Quelques pistes complémentaires :
- Le stress est mieux vécu quand il est choisi (ex : pour accéder à des responsabilités pour obtenir davantage de pouvoir et/ou d'autonomie) ;
- Réduire ses attentes permet d'éviter de trop grandes déceptions (et donc une chute de dopamine) et surtout la perception d'un trop grand succès en avance nous empêche de percevoir les autres options.
6 - Modèle SCARF :
Le modèle SCARF définit les 5 menaces ou récompenses que recherchent en permanence notre cerveau instinctivement. Selon la manière de les atteindre chez nous et nos interlocuteurs, nous allons obtenir une réaction négative ou positive. Par exemple, se montrer supérieur vis à vis de son interlocuteur, c'est s'attaquer à son Statut. Il s'en trouvera menacé. Inversement, le considérer comme une personne unique, avec un statut qui mérite la reconnaissance, lui prodiguera une certaine récompense et donc une réaction positive de sa part.Les leaders dans le monde des affaires et des institutions ont tout intérêt à appliquer ce modèle [SCARF] dans leur communication. [...] De nombreux leaders comprennent intuitivement qu'ils doivent faire appel à beaucoup d'efforts pour créer un sentiment de sécurité chez les autres. ils sont donc souvent humbles pour réduire la menace due au statut. Ils proposent des attentes claires et parlent beaucoup du futur, pour améliorer la certitude. Ils délèguent et laissent les autres prendre des décisions, accroissant l'autonomie. Ils ont une forte présence, venant des efforts qu'ils font pour être authentiques avec les autres, afin de créer la qualité des relations. Et enfin, ils tiennent leurs promesses pour être perçus comme justes.
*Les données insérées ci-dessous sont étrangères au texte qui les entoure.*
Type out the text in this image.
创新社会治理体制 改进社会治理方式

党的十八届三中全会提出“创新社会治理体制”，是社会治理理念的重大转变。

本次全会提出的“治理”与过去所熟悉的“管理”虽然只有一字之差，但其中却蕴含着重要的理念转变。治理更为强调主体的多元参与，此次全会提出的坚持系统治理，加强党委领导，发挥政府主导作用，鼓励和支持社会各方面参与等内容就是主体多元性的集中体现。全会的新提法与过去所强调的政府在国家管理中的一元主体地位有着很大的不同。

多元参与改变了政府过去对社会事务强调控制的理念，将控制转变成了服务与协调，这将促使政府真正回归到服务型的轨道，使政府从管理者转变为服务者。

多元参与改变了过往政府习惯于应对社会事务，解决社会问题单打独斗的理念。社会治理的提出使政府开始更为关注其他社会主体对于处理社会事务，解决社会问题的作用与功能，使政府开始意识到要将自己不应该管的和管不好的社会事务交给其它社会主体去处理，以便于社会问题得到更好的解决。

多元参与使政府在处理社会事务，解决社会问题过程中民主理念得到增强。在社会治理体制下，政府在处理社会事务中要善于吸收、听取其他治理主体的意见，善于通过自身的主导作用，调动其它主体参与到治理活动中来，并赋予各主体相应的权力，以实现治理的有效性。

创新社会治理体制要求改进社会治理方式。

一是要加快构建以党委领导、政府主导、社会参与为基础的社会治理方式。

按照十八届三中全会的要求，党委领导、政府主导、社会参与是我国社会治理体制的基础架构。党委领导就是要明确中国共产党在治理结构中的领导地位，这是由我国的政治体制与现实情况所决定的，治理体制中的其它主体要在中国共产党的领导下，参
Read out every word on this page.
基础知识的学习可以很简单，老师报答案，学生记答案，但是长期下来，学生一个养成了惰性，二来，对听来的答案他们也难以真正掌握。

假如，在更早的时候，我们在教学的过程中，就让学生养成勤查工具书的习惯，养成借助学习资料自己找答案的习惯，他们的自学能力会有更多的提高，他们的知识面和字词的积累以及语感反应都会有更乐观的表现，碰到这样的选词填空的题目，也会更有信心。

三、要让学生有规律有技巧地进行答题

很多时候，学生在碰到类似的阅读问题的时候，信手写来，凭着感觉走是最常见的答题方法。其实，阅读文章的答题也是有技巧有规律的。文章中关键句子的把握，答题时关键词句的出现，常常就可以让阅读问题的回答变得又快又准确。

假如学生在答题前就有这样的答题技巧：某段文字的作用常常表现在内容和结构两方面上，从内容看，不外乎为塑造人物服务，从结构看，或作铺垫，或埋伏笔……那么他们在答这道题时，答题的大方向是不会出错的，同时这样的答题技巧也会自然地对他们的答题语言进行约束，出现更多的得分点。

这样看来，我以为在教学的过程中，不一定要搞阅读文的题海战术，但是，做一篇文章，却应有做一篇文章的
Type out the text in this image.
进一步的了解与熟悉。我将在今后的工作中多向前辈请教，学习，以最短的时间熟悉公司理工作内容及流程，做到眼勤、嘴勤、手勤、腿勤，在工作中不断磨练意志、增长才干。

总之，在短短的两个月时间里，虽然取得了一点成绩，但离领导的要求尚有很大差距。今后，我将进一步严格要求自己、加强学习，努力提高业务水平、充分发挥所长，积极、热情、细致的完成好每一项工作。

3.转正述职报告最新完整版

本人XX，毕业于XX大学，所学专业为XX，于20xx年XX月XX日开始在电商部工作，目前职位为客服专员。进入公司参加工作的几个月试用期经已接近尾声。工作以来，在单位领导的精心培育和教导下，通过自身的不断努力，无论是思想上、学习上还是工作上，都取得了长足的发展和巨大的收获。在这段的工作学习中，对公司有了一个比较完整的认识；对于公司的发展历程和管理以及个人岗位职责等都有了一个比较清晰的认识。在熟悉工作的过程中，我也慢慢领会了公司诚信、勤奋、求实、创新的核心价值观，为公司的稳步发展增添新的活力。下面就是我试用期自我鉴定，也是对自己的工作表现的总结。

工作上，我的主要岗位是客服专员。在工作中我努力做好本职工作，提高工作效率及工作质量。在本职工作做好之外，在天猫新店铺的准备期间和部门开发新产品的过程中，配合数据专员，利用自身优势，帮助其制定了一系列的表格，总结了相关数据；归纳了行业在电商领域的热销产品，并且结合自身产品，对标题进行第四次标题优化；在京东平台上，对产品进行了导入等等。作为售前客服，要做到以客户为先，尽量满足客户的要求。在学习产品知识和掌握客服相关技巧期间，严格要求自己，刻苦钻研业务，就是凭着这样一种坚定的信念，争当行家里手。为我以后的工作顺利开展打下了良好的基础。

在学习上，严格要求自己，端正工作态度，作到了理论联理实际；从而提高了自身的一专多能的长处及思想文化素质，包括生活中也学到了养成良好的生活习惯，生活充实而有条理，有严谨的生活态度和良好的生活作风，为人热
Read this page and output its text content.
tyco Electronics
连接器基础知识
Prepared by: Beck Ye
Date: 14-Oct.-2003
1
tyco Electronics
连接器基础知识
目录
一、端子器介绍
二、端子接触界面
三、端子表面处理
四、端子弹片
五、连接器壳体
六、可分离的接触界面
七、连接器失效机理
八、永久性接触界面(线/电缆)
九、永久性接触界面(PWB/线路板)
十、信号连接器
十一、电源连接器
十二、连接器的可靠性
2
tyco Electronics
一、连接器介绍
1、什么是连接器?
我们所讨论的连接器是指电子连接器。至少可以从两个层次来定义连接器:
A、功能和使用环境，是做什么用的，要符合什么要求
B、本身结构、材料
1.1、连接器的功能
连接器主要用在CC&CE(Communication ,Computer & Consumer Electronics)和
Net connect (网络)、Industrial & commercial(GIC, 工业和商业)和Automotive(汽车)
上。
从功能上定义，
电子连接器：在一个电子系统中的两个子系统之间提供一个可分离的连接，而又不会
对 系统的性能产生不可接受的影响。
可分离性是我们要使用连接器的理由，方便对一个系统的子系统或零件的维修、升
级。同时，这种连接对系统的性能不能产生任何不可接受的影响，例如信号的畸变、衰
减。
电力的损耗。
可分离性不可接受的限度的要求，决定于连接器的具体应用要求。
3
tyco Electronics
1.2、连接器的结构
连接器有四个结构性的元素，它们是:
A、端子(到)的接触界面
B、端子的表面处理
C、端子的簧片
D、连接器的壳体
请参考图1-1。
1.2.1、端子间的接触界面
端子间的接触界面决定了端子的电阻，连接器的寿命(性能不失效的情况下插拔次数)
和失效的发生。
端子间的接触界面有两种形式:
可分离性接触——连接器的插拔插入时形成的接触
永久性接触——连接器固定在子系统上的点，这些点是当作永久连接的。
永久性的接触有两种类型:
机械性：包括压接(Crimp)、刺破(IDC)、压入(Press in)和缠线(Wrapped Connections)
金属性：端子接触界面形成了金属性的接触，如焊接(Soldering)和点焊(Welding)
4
7 - Notre cerveau au service de la communication
Notre cerveau interprète les informations selon certains schémas communs pour tous mais avec des perceptions différentes pour chacun d'entre nous. Les pistes ci-dessous visent à améliorer la communication entre deux (ou plus) personnes :- Piste n°1 : Plus nous retirons d'éléments d'information à la communication, plus grand est le risque de mauvaise interprétation ;
- Piste n°2 : Par défaut, quand nous ne connaissons pas l'autre, nous le classons en tant qu'ennemi. Au début d'une conversation, il convient donc de "rassurer" notre interlocuteur que nous sommes là en tant qu'allié et non ennemi si ce n'est pas le cas ;
- Piste n°3 : Consacrer du temps au plan humain avant de démarrer une réunion (a fortiori si la réunion s'annonce difficile).